Objective: To determine whether antibiotic and bronchodilator treatment of acute bronchitis in patients without lung disease is efficacious.
Design: A MEDLINE search of the literature from 1966 to 1995 was done, using "Bronchitis" as the key word. Papers addressing acute bronchitis in adults were used as well as several citations emphasizing pediatric infections. A manual search of papers addressing the microorganisms causing acute bronchitis was also done. Data were extracted manually from relevant publications.
Setting: All published reports were reviewed. Papers dealing with exacerbations of chronic bronchitis were excluded in this review.
Results: Although acute bronchitis has multiple causes, the large majority of cases are of viral etiology. Mycoplasma pneumoniae, Chlamydia pneumoniae, and Bordetella pertussis are the only bacteria identified as contributing to the cause of acute bronchitis in otherwise healthy adults.
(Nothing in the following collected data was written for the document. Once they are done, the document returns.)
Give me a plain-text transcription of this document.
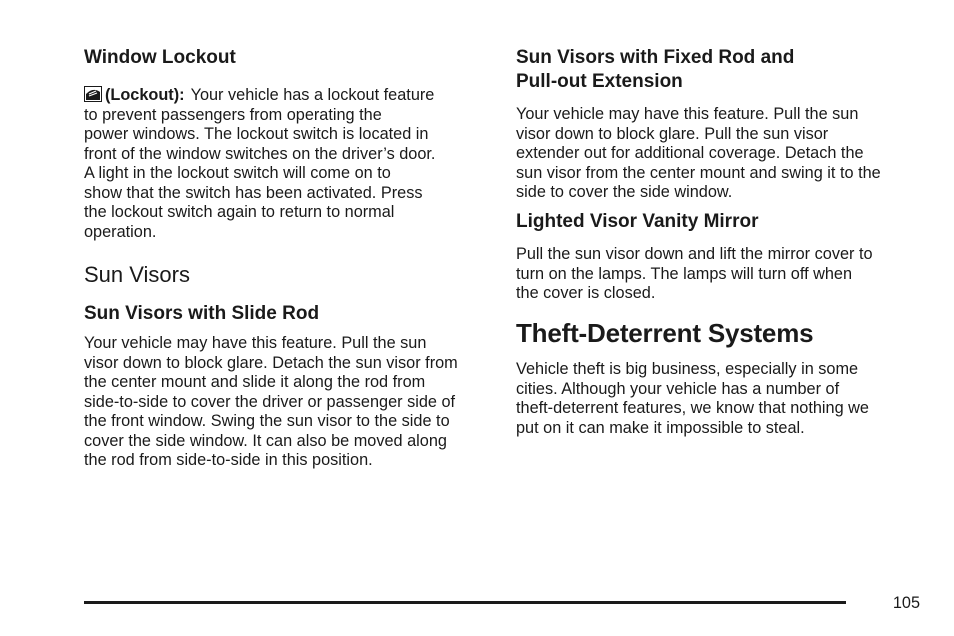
Window Lockout
(Lockout): Your vehicle has a lockout feature
to prevent passengers from operating the
power windows. The lockout switch is located in
front of the window switches on the driver’s door.
A light in the lockout switch will come on to
show that the switch has been activated. Press
the lockout switch again to return to normal
operation.
Sun Visors
Sun Visors with Slide Rod
Your vehicle may have this feature. Pull the sun
visor down to block glare. Detach the sun visor from
the center mount and slide it along the rod from
side-to-side to cover the driver or passenger side of
the front window. Swing the sun visor to the side to
cover the side window. It can also be moved along
the rod from side-to-side in this position.
Sun Visors with Fixed Rod and
Pull-out Extension
Your vehicle may have this feature. Pull the sun
visor down to block glare. Pull the sun visor
extender out for additional coverage. Detach the
sun visor from the center mount and swing it to the
side to cover the side window.
Lighted Visor Vanity Mirror
Pull the sun visor down and lift the mirror cover to
turn on the lamps. The lamps will turn off when
the cover is closed.
Theft-Deterrent Systems
Vehicle theft is big business, especially in some
cities. Although your vehicle has a number of
theft-deterrent features, we know that nothing we
put on it can make it impossible to steal.
105
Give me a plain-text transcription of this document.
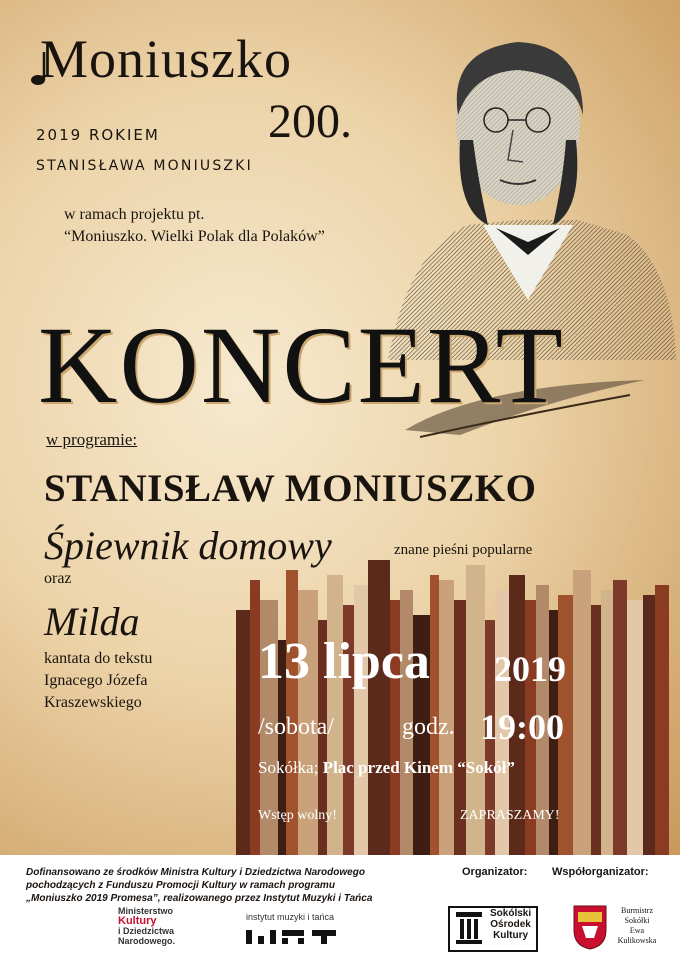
Moniuszko
200.
2019 ROKIEM
STANISŁAWA MONIUSZKI
w ramach projektu pt.
“Moniuszko. Wielki Polak dla Polaków”
KONCERT
w programie:
STANISŁAW MONIUSZKO
Śpiewnik domowy	znane pieśni popularne
oraz
Milda
kantata do tekstu
Ignacego Józefa
Kraszewskiego
13 lipca 2019
/sobota/	godz. 19:00
Sokółka; Plac przed Kinem “Sokół”
Wstęp wolny!	ZAPRASZAMY!
Dofinansowano ze środków Ministra Kultury i Dziedzictwa Narodowego
pochodzących z Funduszu Promocji Kultury w ramach programu
„Moniuszko 2019 Promesa”, realizowanego przez Instytut Muzyki i Tańca
Organizator: Współorganizator:
Ministerstwo
Kultury
i Dziedzictwa
Narodowego.
instytut muzyki i tańca	Sokólski
Ośrodek
Kultury
Burmistrz
Sokółki
Ewa
Kulikowska
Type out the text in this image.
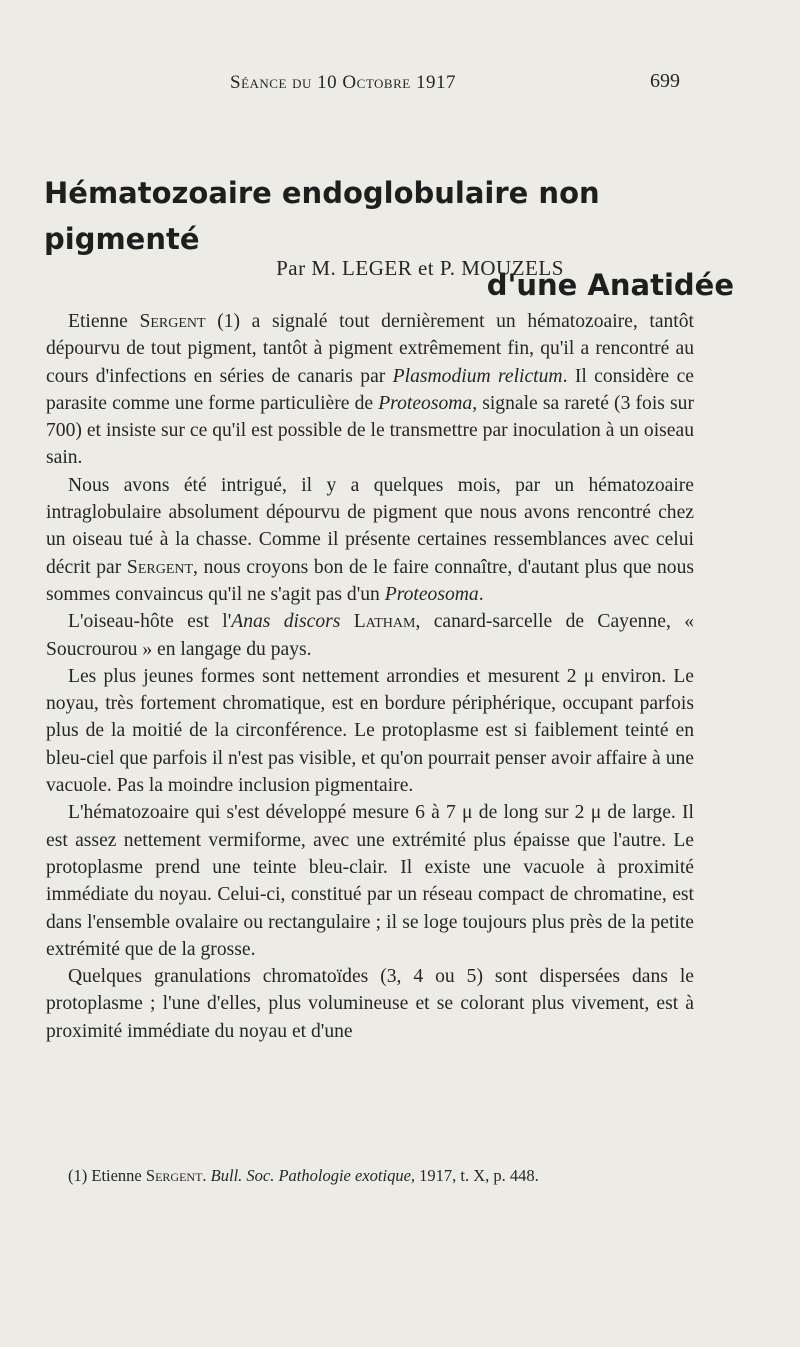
Séance du 10 Octobre 1917	699
Hématozoaire endoglobulaire non pigmenté
d'une Anatidée
Par M. LEGER et P. MOUZELS

Etienne Sergent (1) a signalé tout dernièrement un hématozoaire, tantôt dépourvu de tout pigment, tantôt à pigment extrêmement fin, qu'il a rencontré au cours d'infections en séries de canaris par Plasmodium relictum. Il considère ce parasite comme une forme particulière de Proteosoma, signale sa rareté (3 fois sur 700) et insiste sur ce qu'il est possible de le transmettre par inoculation à un oiseau sain.

Nous avons été intrigué, il y a quelques mois, par un hématozoaire intraglobulaire absolument dépourvu de pigment que nous avons rencontré chez un oiseau tué à la chasse. Comme il présente certaines ressemblances avec celui décrit par Sergent, nous croyons bon de le faire connaître, d'autant plus que nous sommes convaincus qu'il ne s'agit pas d'un Proteosoma.

L'oiseau-hôte est l'Anas discors Latham, canard-sarcelle de Cayenne, « Soucrourou » en langage du pays.

Les plus jeunes formes sont nettement arrondies et mesurent 2 μ environ. Le noyau, très fortement chromatique, est en bordure périphérique, occupant parfois plus de la moitié de la circonférence. Le protoplasme est si faiblement teinté en bleu-ciel que parfois il n'est pas visible, et qu'on pourrait penser avoir affaire à une vacuole. Pas la moindre inclusion pigmentaire.

L'hématozoaire qui s'est développé mesure 6 à 7 μ de long sur 2 μ de large. Il est assez nettement vermiforme, avec une extrémité plus épaisse que l'autre. Le protoplasme prend une teinte bleu-clair. Il existe une vacuole à proximité immédiate du noyau. Celui-ci, constitué par un réseau compact de chromatine, est dans l'ensemble ovalaire ou rectangulaire ; il se loge toujours plus près de la petite extrémité que de la grosse.

Quelques granulations chromatoïdes (3, 4 ou 5) sont dispersées dans le protoplasme ; l'une d'elles, plus volumineuse et se colorant plus vivement, est à proximité immédiate du noyau et d'une

(1) Etienne Sergent. Bull. Soc. Pathologie exotique, 1917, t. X, p. 448.
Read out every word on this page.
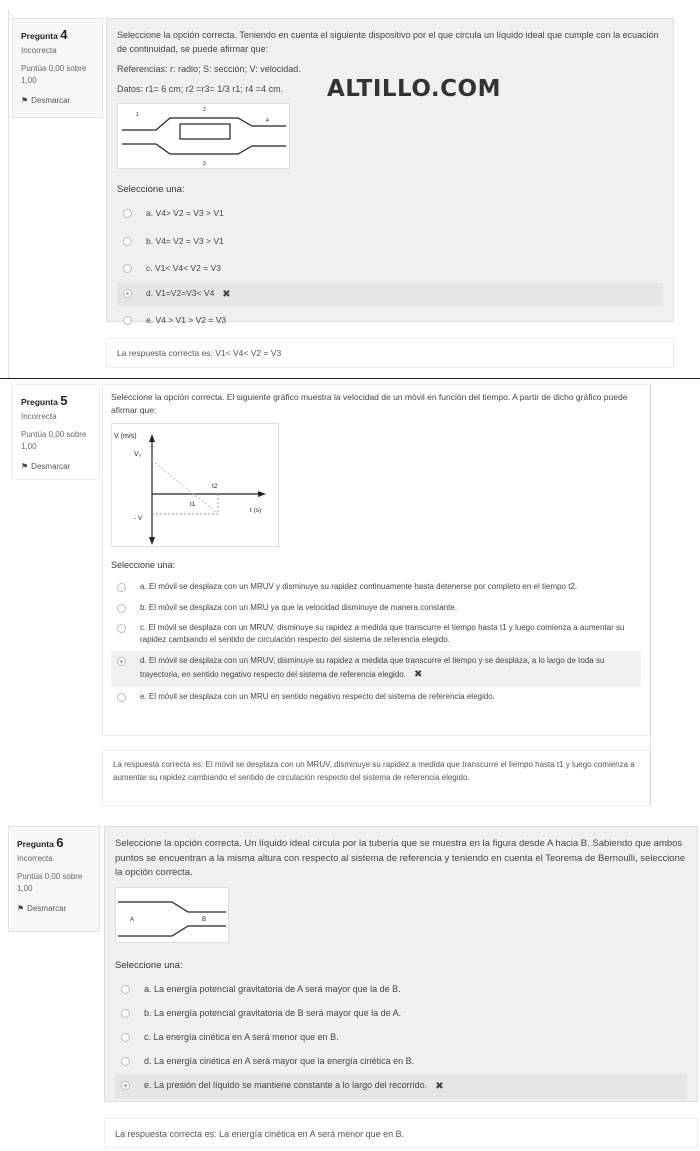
Pregunta 4
Incorrecta
Puntúa 0,00 sobre
1,00
⚑ Desmarcar

Seleccione la opción correcta. Teniendo en cuenta el siguiente dispositivo por el que circula un líquido ideal que cumple con la ecuación de continuidad, se puede afirmar que:

Referencias: r: radio; S: sección; V: velocidad.

Datos: r1= 6 cm; r2 =r3= 1/3 r1; r4 =4 cm.

1
2
4
3
Seleccione una:
a. V4> V2 = V3 > V1
b. V4= V2 = V3 > V1
c. V1< V4< V2 = V3
d. V1=V2=V3< V4 ✖
e. V4 > V1 > V2 = V3
ALTILLO.COM
La respuesta correcta es: V1< V4< V2 = V3
Pregunta 5
Incorrecta
Puntúa 0,00 sobre
1,00
⚑ Desmarcar

Seleccione la opción correcta. El siguiente gráfico muestra la velocidad de un móvil en función del tiempo. A partir de dicho gráfico puede afirmar que:

V (m/s)
V₀
t2
t1
t (s)
- V
Seleccione una:
a. El móvil se desplaza con un MRUV y disminuye su rapidez continuamente hasta detenerse por completo en el tiempo t2.
b. El móvil se desplaza con un MRU ya que la velocidad disminuye de manera constante.
c. El móvil se desplaza con un MRUV, disminuye su rapidez a medida que transcurre el tiempo hasta t1 y luego comienza a aumentar su rapidez cambiando el sentido de circulación respecto del sistema de referencia elegido.
d. El móvil se desplaza con un MRUV, disminuye su rapidez a medida que transcurre el tiempo y se desplaza, a lo largo de toda su trayectoria, en sentido negativo respecto del sistema de referencia elegido. ✖
e. El móvil se desplaza con un MRU en sentido negativo respecto del sistema de referencia elegido.
La respuesta correcta es: El móvil se desplaza con un MRUV, disminuye su rapidez a medida que transcurre el tiempo hasta t1 y luego comienza a aumentar su rapidez cambiando el sentido de circulación respecto del sistema de referencia elegido.
Pregunta 6
Incorrecta
Puntúa 0,00 sobre
1,00
⚑ Desmarcar

Seleccione la opción correcta. Un líquido ideal circula por la tubería que se muestra en la figura desde A hacia B. Sabiendo que ambos puntos se encuentran a la misma altura con respecto al sistema de referencia y teniendo en cuenta el Teorema de Bernoulli, seleccione la opción correcta.

A	B
Seleccione una:
a. La energía potencial gravitatoria de A será mayor que la de B.
b. La energía potencial gravitatoria de B será mayor que la de A.
c. La energía cinética en A será menor que en B.
d. La energía cinética en A será mayor que la energía cinética en B.
e. La presión del líquido se mantiene constante a lo largo del recorrido. ✖
La respuesta correcta es: La energía cinética en A será menor que en B.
Nine double-blind, placebo-controlled trials were reviewed. Four studies showed no advantage for doxycycline and one study showed no advantage for erythromycin. One study using erythromycin and one study using trimethoprim and sulfamethoxazole showed that these antibiotics were slightly better than placebo. Two other studies showed an impressive superiority for liquid or inhaled albuterol when compared with erythromycin.
Conclusions: Most studies showed no significant difference between drug and placebo, and the two studies that did showed only small clinical differences. Albuterol had an impressive advantage over erythromycin. Antibiotics should not be used in the treatment of acute bronchitis in healthy persons unless convincing evidence of a bacterial infection is present.